4.  **When installing `onprem`, I’m getting errors related to
    `llama-cpp-python` on Windows/Mac/Linux?**

    > See [this LangChain documentation on
    > LLama.cpp](https://python.langchain.com/docs/integrations/llms/llamacpp)
    > for help on installing the `llama-cpp-python` package for your
    > system. Additional tips for different operating systems are shown
    > below:

    > For **Linux** systems like Ubuntu, try this:
    > `sudo apt-get install build-essential g++ clang`. Other tips are
    > [here](https://github.com/oobabooga/text-generation-webui/issues/1534).

    > For **Windows** systems, either use [Windows Subsystem for Linux
    > (WSL)](https://learn.microsoft.com/en-us/windows/wsl/install) or
    > install [Microsoft Visual Studio build
    > tools](https://visualstudio.microsoft.com/vs/older-downloads/) and
    > ensure the selections shown in [this
    > post](https://github.com/imartinez/privateGPT/issues/445#issuecomment-1561343405)
    > are installed. WSL is recommended.

    > For **Macs**, try following [these
    > tips](https://github.com/imartinez/privateGPT/issues/445#issuecomment-1563333950).

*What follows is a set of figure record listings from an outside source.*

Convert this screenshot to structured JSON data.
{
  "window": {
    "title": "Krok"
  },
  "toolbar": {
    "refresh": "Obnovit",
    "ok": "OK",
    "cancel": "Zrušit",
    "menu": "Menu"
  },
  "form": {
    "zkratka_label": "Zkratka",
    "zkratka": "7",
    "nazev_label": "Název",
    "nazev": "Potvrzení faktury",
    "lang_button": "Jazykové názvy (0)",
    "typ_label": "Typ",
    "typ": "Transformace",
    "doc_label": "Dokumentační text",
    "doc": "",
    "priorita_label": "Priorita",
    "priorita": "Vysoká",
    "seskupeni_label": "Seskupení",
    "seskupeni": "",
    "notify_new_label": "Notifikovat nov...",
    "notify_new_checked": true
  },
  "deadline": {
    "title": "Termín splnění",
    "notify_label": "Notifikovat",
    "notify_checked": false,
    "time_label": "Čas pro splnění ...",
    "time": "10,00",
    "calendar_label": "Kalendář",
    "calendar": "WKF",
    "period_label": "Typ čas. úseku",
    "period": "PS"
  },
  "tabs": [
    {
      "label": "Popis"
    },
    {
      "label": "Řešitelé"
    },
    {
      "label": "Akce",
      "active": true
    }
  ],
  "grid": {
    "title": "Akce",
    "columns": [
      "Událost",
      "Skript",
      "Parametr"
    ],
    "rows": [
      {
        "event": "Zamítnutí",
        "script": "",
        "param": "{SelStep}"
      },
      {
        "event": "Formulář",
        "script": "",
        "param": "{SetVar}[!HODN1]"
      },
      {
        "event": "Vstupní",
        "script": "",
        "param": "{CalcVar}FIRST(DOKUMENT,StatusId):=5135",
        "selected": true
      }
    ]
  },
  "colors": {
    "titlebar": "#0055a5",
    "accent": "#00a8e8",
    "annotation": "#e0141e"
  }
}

    > If you still have problems, there are various other tips for each
    > of the above OSes in [this privateGPT repo
    > thread](https://github.com/imartinez/privateGPT/issues/445). Of
    > course, you can also [easily
    > use](https://colab.research.google.com/drive/1LVeacsQ9dmE1BVzwR3eTLukpeRIMmUqi?usp=sharing)
    > **OnPrem.LLM** on Google Colab.

5.  **`llama-cpp-python` is failing to load my model from the model path
    on Google Colab.**

    > For reasons that are unclear, newer versions of `llama-cpp-python`
    > fail to load models on Google Colab unless you supply
    > `verbose=True` to the `LLM` constructor (which is passed directly
    > to `llama-cpp-python`). If you experience this problem locally,
    > try supplying `verbose=True` to `LLM`.